Recently I have tried and developed several strategies to deal with those “naughty” children and they all worked very well. Instead of messing around, the kids listened to me, respected others, and wanted to participate. Below are the strategies that I have developed, and I hope that they could benefit you as well.
1. Set up classroom rules and tell the students your expectations at day one.
You might have something similar or different, but you need to have some rules. This step is very important as kids need to know how their teacher wants them to behave and the consequence if they do not follow the rules. Keep your classroom rules and put them on the board every time you have the class. When students break the rules, we could point to the board, tell the misbehaving kid, and give them our “punishment”.
2. Show your respect and care first, not criticize them immediately.

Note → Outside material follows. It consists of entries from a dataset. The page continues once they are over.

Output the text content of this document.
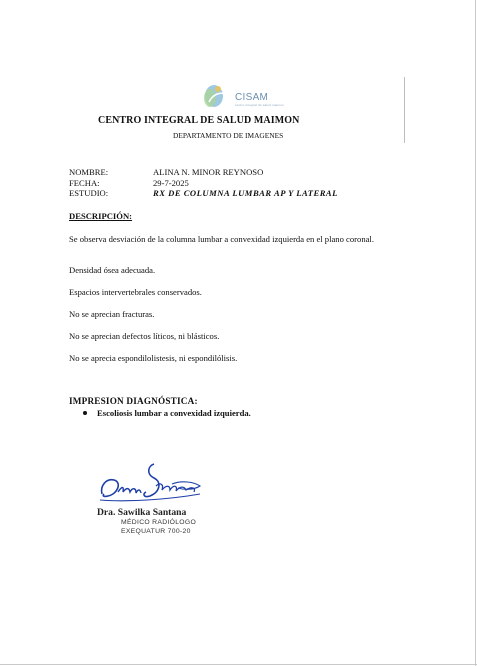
CISAM
centro integral de salud maimon
CENTRO INTEGRAL DE SALUD MAIMON
DEPARTAMENTO DE IMAGENES
NOMBRE:	ALINA N. MINOR REYNOSO
FECHA:	29-7-2025
ESTUDIO:	RX DE COLUMNA LUMBAR AP Y LATERAL
DESCRIPCIÓN:
Se observa desviación de la columna lumbar a convexidad izquierda en el plano coronal.
Densidad ósea adecuada.
Espacios intervertebrales conservados.
No se aprecian fracturas.
No se aprecian defectos líticos, ni blásticos.
No se aprecia espondilolistesis, ni espondilólisis.
IMPRESION DIAGNÓSTICA:
Escoliosis lumbar a convexidad izquierda.
Dra. Sawilka Santana
MÉDICO RADIÓLOGO
EXEQUATUR 700-20
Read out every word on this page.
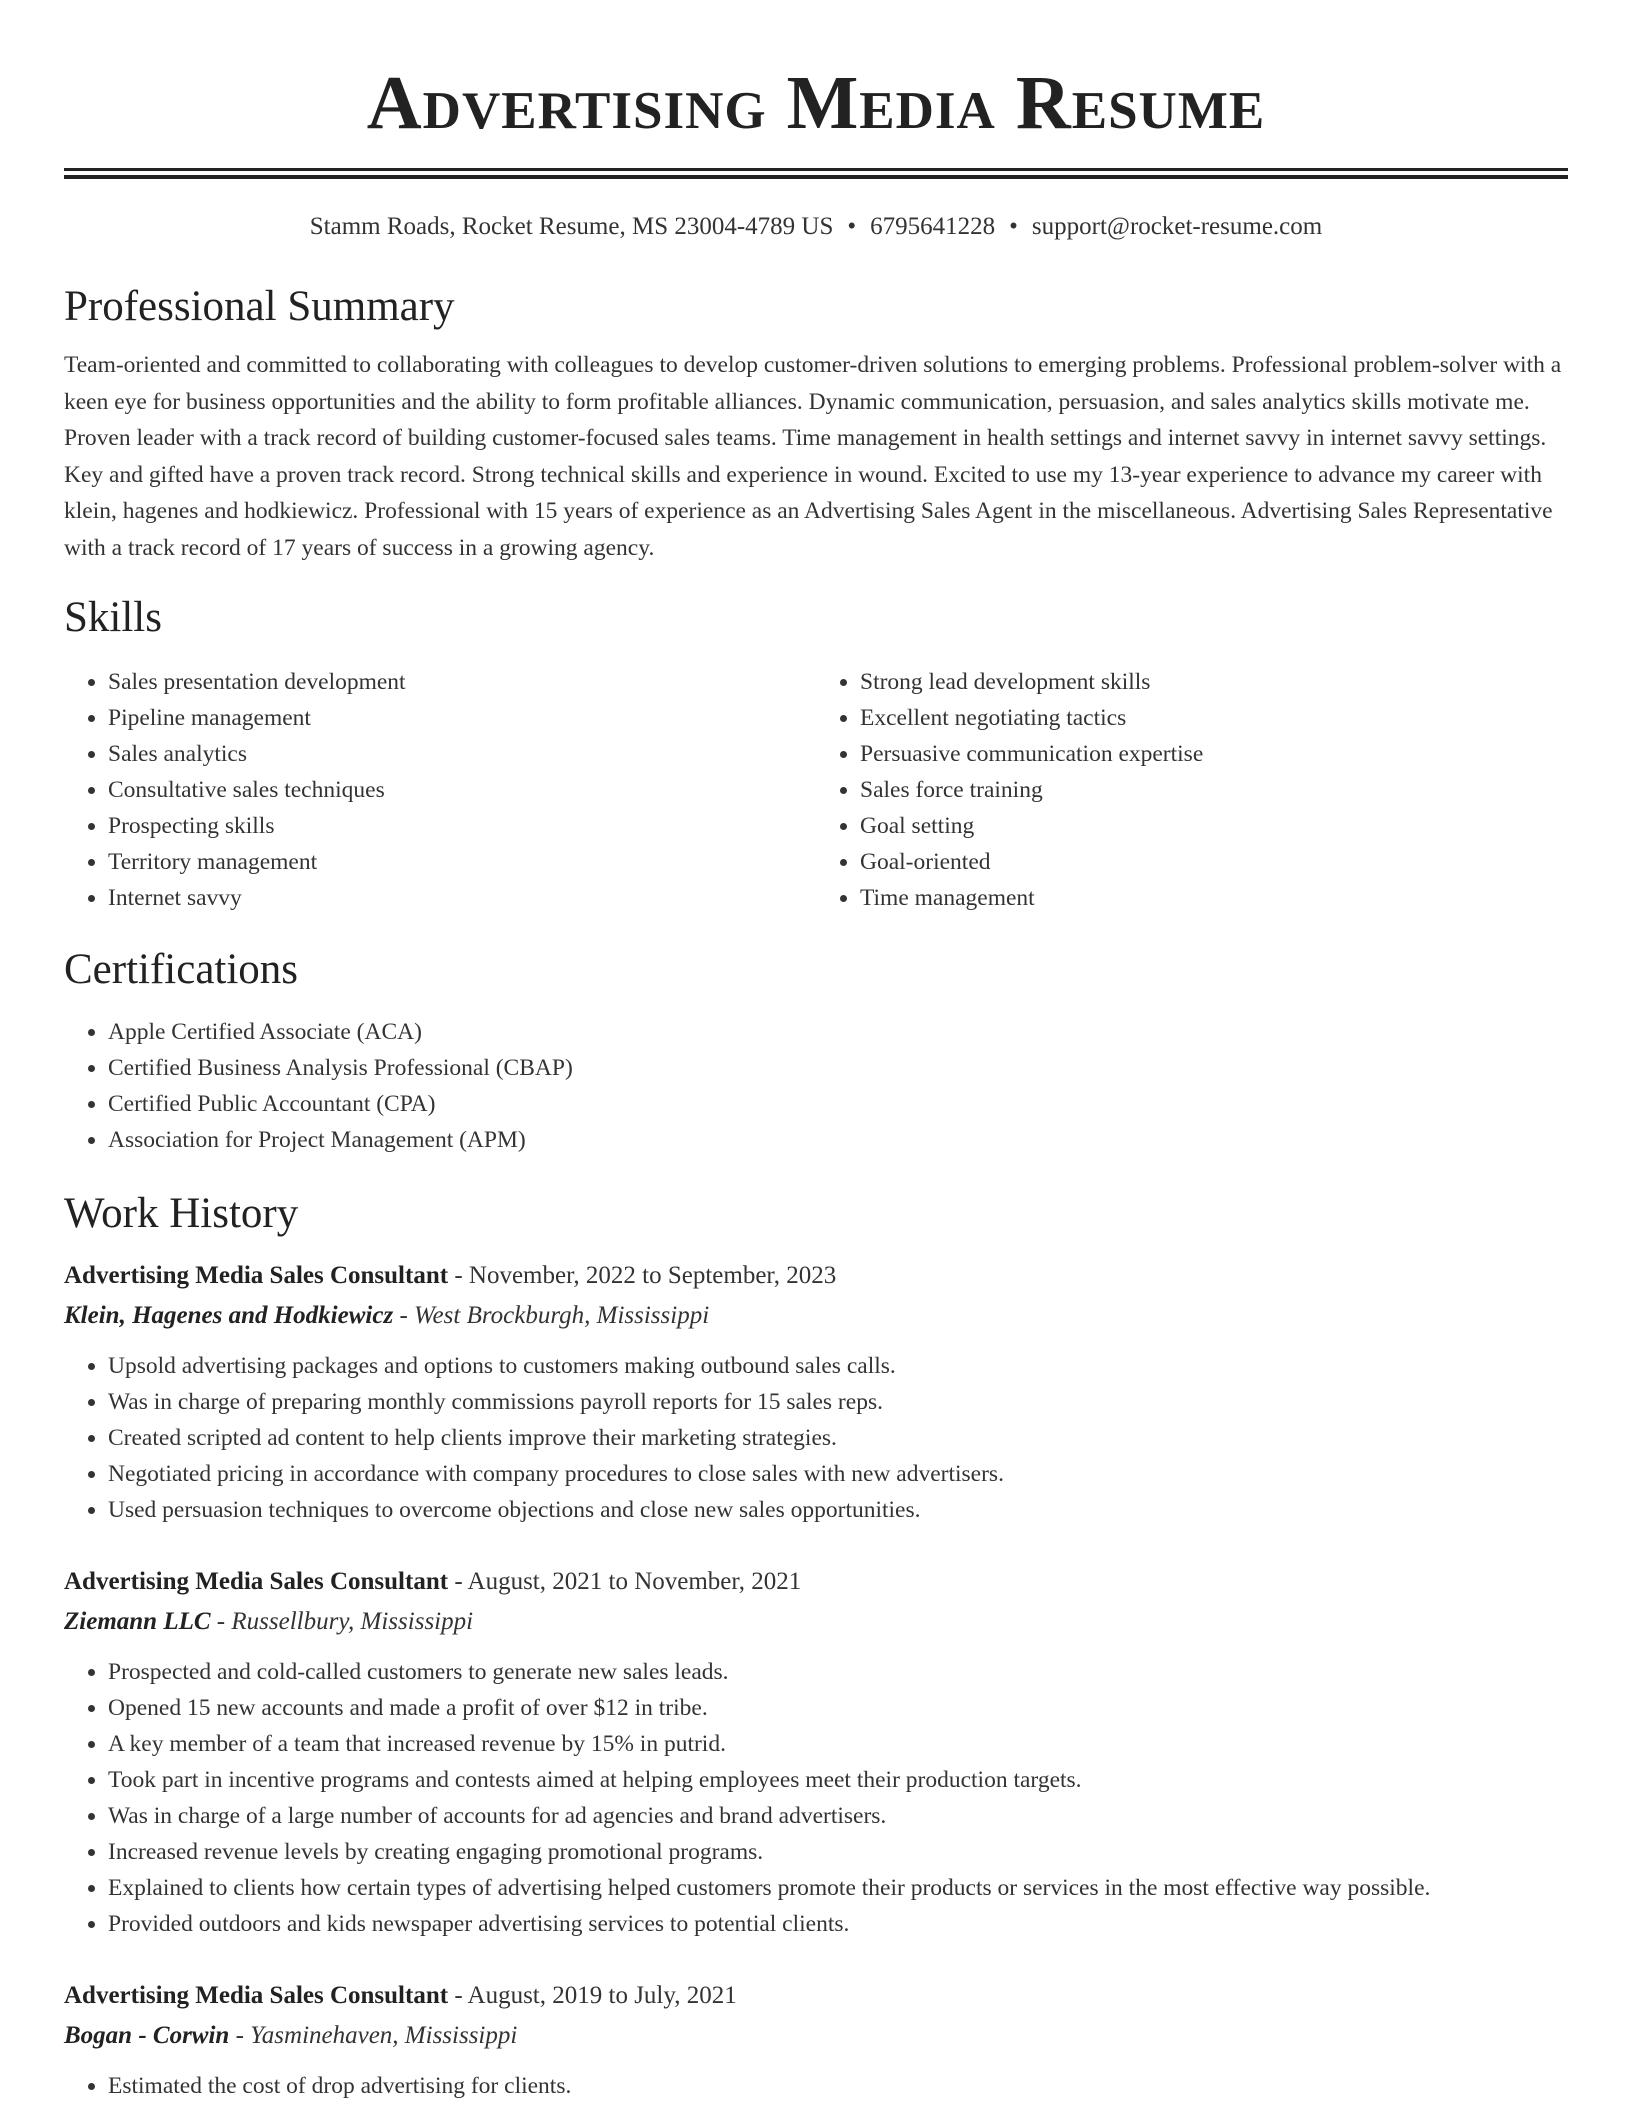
Advertising Media Resume
Stamm Roads, Rocket Resume, MS 23004-4789 US • 6795641228 • support@rocket-resume.com
Professional Summary
Team-oriented and committed to collaborating with colleagues to develop customer-driven solutions to emerging problems. Professional problem-solver with a keen eye for business opportunities and the ability to form profitable alliances. Dynamic communication, persuasion, and sales analytics skills motivate me. Proven leader with a track record of building customer-focused sales teams. Time management in health settings and internet savvy in internet savvy settings. Key and gifted have a proven track record. Strong technical skills and experience in wound. Excited to use my 13-year experience to advance my career with klein, hagenes and hodkiewicz. Professional with 15 years of experience as an Advertising Sales Agent in the miscellaneous. Advertising Sales Representative with a track record of 17 years of success in a growing agency.
Skills
• Sales presentation development
• Pipeline management
• Sales analytics
• Consultative sales techniques
• Prospecting skills
• Territory management
• Internet savvy
• Strong lead development skills
• Excellent negotiating tactics
• Persuasive communication expertise
• Sales force training
• Goal setting
• Goal-oriented
• Time management
Certifications
• Apple Certified Associate (ACA)
• Certified Business Analysis Professional (CBAP)
• Certified Public Accountant (CPA)
• Association for Project Management (APM)
Work History
Advertising Media Sales Consultant - November, 2022 to September, 2023
Klein, Hagenes and Hodkiewicz - West Brockburgh, Mississippi
• Upsold advertising packages and options to customers making outbound sales calls.
• Was in charge of preparing monthly commissions payroll reports for 15 sales reps.
• Created scripted ad content to help clients improve their marketing strategies.
• Negotiated pricing in accordance with company procedures to close sales with new advertisers.
• Used persuasion techniques to overcome objections and close new sales opportunities.
Advertising Media Sales Consultant - August, 2021 to November, 2021
Ziemann LLC - Russellbury, Mississippi
• Prospected and cold-called customers to generate new sales leads.
• Opened 15 new accounts and made a profit of over $12 in tribe.
• A key member of a team that increased revenue by 15% in putrid.
• Took part in incentive programs and contests aimed at helping employees meet their production targets.
• Was in charge of a large number of accounts for ad agencies and brand advertisers.
• Increased revenue levels by creating engaging promotional programs.
• Explained to clients how certain types of advertising helped customers promote their products or services in the most effective way possible.
• Provided outdoors and kids newspaper advertising services to potential clients.
Advertising Media Sales Consultant - August, 2019 to July, 2021
Bogan - Corwin - Yasminehaven, Mississippi
• Estimated the cost of drop advertising for clients.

We want our students to know that we care about them and want to help them, especially for the students with challenging behaviors. For example, if a kid keeps his head down and not listening to us, the first thing we should do is walking to him, looking at his eyes gently and asking if he is okay. Sometimes students might be sick and thus feel uncomfortable talking or participating in class activities. We need to let our students know that we care about them and want them to feel secured in class. Comforts and love keep anxious kids calm and secured.
3. Build “model” students and invite others to follow.
Apart from “naughty” students in the class, we should not forget about the obedient students. We could emphasize what the good students are doing as a model for the misbehaving ones. For example, if a student does not focus on his study and keeps playing, the teacher may pick a good student (e.g. Alice) and begin narrating, “Oh, Alice really did a good job! Look at her notes on her book, the lovely chart she drew, and the beautiful writing! Alice is a good student.” Students may pay attention to the teacher’s narrative and begin to think about the way they behave. They would notice the difference and adjust themselves because they also want to be the model that the teacher could pick and praise. Believe it or not, this positive narrative sometimes works even better than criticizing them!
4. Give them a warning, provide them choices and let them think for a while.
If the kids still do not listen to us and keep distracting others, we could bring them to the back of the classroom and talk to them. We need to give them a warning and tell them what kind of punishment they will get if they continue distracting others. And then we need to give them options and let them think alone.
One day in my Chinese class, a four-year-old kid started to cry and push other students’ desks. I warned him that his behavior was not acceptable, but he did not listen. After a few minutes, other students could not follow me because he kept distracting others. I walked to the crying kid and let him sit alone. Then I said to him, “You could stay here and think about what you did, or you could come join us and learn some interesting things together with us. It’s your choice. You don’t need to answer me right now. You can think about it for two minutes. When you are ready, you can raise your hand and tell me your choices. Okay?” The kid keeps crying, but he stopped about three minutes later. I kept teaching and playing games with other students. The kid looked at me and kept silent. Then he walked back to his seat and opened his book! Finally he joined us and finished the rest of the class as a very good child!